Mônica Gusmão é professora de Direito Empresarial, do Consumidor e do Trabalho.

5 COMENTÁRIOS

  1. Estranho dizer que os primeiros 15 dias de afastamento serão pagos pelo empregador. Que eu saiba, no caso de empregado doméstico, o afastamento é pago pelo INSS, a partir do PRIMEIRO DIA DE AFASTAMENTO!!!! No caso de covid é diferente? Mas eu acho que não… seria bom uma revisão no artigo.

    • A partir do Decreto de nº 10.410 ficou determinado que o empregador será o responsável por pagar a empregada doméstica até o 15º dia de afastamento. Ou seja, com isso o INSS passa a se responsabilizar apenas a partir do primeiro dia após os 15 dias de atestado.

      De acordo com o texto do Decreto:

      Art. 72. O auxílio por incapacidade temporária consiste em renda mensal correspondente a noventa e um por cento do salário de benefício definido na forma prevista no art. 32 e será devido: (Redação dada pelo Decreto nº 10.410, de 2020)

      II – a contar da data do início da incapacidade, para os demais segurados, desde que o afastamento seja
      superior a quinze dias; (Redação dada pelo Decreto nº 10.410, de 2020)

  2. Boa tarde, dr. Fabio. Conforme o sr. esclareceu, a partir do Decreto de nº 10.410, o empregador é o responsável por pagar a empregada doméstica até o 15º dia de afastamento. Minha caseira teve COVID e ficou 10 dias afastada, portanto, não cabe acionar o INSS. Acontece que ao lançar esses 10 dias de afastamento provisório no eSocial, qdo fui encerrar a folha de pagamento, esses 10 dias foram descontados e o salário dela foi reduzido, correspondendo a 20 dias trabalhados. Oq fiz de errado?
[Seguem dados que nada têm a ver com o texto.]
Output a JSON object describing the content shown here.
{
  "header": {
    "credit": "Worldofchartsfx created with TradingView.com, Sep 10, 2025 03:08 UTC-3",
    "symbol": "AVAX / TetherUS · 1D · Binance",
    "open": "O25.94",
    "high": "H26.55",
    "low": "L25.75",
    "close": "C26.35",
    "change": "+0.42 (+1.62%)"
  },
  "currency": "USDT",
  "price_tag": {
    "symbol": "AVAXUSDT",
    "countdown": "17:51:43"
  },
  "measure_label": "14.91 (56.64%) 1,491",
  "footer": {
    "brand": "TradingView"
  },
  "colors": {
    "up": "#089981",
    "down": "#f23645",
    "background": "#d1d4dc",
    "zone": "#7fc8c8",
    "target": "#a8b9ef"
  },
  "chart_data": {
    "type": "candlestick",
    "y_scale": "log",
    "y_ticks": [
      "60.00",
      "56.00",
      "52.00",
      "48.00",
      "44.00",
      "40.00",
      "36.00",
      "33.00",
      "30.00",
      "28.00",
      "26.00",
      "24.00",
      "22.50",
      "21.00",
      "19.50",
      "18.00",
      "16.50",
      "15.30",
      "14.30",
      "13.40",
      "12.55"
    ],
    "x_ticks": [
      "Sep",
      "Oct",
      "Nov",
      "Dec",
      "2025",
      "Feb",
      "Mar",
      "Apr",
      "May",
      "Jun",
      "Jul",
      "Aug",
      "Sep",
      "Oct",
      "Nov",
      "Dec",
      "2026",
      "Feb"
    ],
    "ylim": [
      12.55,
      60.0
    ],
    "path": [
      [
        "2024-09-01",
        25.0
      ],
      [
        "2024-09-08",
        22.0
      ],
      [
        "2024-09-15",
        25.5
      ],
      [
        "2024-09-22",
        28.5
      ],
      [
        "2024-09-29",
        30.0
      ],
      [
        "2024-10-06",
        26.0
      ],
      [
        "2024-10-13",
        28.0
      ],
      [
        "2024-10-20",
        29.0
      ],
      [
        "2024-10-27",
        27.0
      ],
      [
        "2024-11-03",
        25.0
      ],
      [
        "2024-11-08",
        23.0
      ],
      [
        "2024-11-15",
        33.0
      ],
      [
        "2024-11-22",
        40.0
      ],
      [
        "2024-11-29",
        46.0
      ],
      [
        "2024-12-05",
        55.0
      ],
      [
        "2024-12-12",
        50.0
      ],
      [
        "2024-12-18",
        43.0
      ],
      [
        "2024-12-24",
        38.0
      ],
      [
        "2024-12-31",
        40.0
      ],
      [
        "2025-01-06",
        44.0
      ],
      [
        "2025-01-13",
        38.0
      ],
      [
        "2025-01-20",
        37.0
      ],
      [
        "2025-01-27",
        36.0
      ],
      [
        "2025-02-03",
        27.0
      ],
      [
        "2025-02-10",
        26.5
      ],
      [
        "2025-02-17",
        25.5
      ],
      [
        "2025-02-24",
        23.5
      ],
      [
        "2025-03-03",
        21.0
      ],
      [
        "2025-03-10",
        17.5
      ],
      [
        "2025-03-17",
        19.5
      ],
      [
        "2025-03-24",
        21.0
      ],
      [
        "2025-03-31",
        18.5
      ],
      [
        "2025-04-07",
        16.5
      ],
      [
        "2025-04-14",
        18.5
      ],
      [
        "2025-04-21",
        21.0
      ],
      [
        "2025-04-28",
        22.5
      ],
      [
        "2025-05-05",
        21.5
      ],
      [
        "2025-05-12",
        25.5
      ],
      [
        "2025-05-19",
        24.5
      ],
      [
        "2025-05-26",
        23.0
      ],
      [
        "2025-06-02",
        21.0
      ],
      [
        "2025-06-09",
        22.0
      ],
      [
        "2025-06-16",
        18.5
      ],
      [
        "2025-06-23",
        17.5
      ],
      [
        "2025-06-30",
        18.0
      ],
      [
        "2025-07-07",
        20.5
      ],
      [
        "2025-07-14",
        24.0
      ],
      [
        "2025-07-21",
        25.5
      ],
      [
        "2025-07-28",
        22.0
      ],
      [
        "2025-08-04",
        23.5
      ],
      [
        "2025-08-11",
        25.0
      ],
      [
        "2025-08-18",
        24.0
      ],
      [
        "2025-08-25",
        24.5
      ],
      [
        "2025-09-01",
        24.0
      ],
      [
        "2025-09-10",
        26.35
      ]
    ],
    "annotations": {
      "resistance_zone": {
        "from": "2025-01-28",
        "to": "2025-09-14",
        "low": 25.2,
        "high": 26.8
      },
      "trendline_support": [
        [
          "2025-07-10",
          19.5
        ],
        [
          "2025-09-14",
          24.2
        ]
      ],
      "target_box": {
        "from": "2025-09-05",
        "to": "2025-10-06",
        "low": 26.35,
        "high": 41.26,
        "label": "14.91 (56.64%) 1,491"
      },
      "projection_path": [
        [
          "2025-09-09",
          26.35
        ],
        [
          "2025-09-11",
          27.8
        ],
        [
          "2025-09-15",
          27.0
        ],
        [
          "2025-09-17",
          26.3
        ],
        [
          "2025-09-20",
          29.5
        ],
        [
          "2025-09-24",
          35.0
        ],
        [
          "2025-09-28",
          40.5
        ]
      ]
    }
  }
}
  3. Vale lembrar que, conforme o disposto no art. 72, do Decreto 3.048/1999, o qual foi recentemente alterado pelo Decreto nº 10.410/2020, publicado no D.O.U de 1º.07.2020 o auxílio por incapacidade temporária (antigo auxílio-doença) consiste em:

    Art. 72. O auxílio por incapacidade temporária consiste em renda mensal correspondente a noventa e um por cento do salário de benefício definido na forma prevista no art. 32 e será devido: (Redação dada pelo Decreto nº 10.410, de 2020)
    I – a contar do décimo sexto dia do afastamento da atividade para o segurado empregado, exceto o doméstico; (Redação dada pelo Decreto nº 3.265, de 1999)
    II – a contar da data do início da incapacidade, para os demais segurados, desde que o afastamento seja superior a quinze dias; (Redação dada pelo Decreto nº 10.410, de 2020)
    (…)

    Levando em consideração o artigo acima mencionado, no caso de empregado doméstico, o auxílio por incapacidade temporária somente será pago para os afastamentos superiores a 15 dias. Ou seja, nos casos de afastamentos por período inferior a 15 dias, o empregado doméstico não receberia o valor da Previdência Social, tampouco do empregador doméstico. Segundo João Pedro de Sousa Porto, Consultor da Área Trabalhista e Previdenciária, o entendimento inicial é que a responsabilidade permanece com o INSS:

    No caso de afastamento de empregado doméstico em virtude de incapacidade para o trabalho, em regra, o empregador doméstico não tem a obrigatoriedade de pagar qualquer dia referente ao atestado apresentado, sendo este, a princípio, de responsabilidade do INSS, a partir do primeiro dia de incapacidade para o trabalho, nem qualquer valor ao trabalhador, durante tal período, tendo em vista que o seu contrato ficará suspenso, desde então, até o efetivo retorno do mesmo ao trabalho.

    Ainda, lembramos que o Decreto nº 10.410/2020, o qual alterou o Decreto 3.048/1999, passou a dispor que o auxílio por incapacidade temporária será devido ao empregado doméstico a partir do primeiro dia de incapacidade somente nos casos de afastamento superiores a 15 dias. Contudo, por tratar-se de alteração recente, e tomando por base que a IN INSS nº 77/2015 ainda não foi alterada, pode haver discussão sobre a obrigatoriedade do pagamento desses dias por parte do empregador, cabendo ao Poder Judiciário a decisão final sobre o assunto.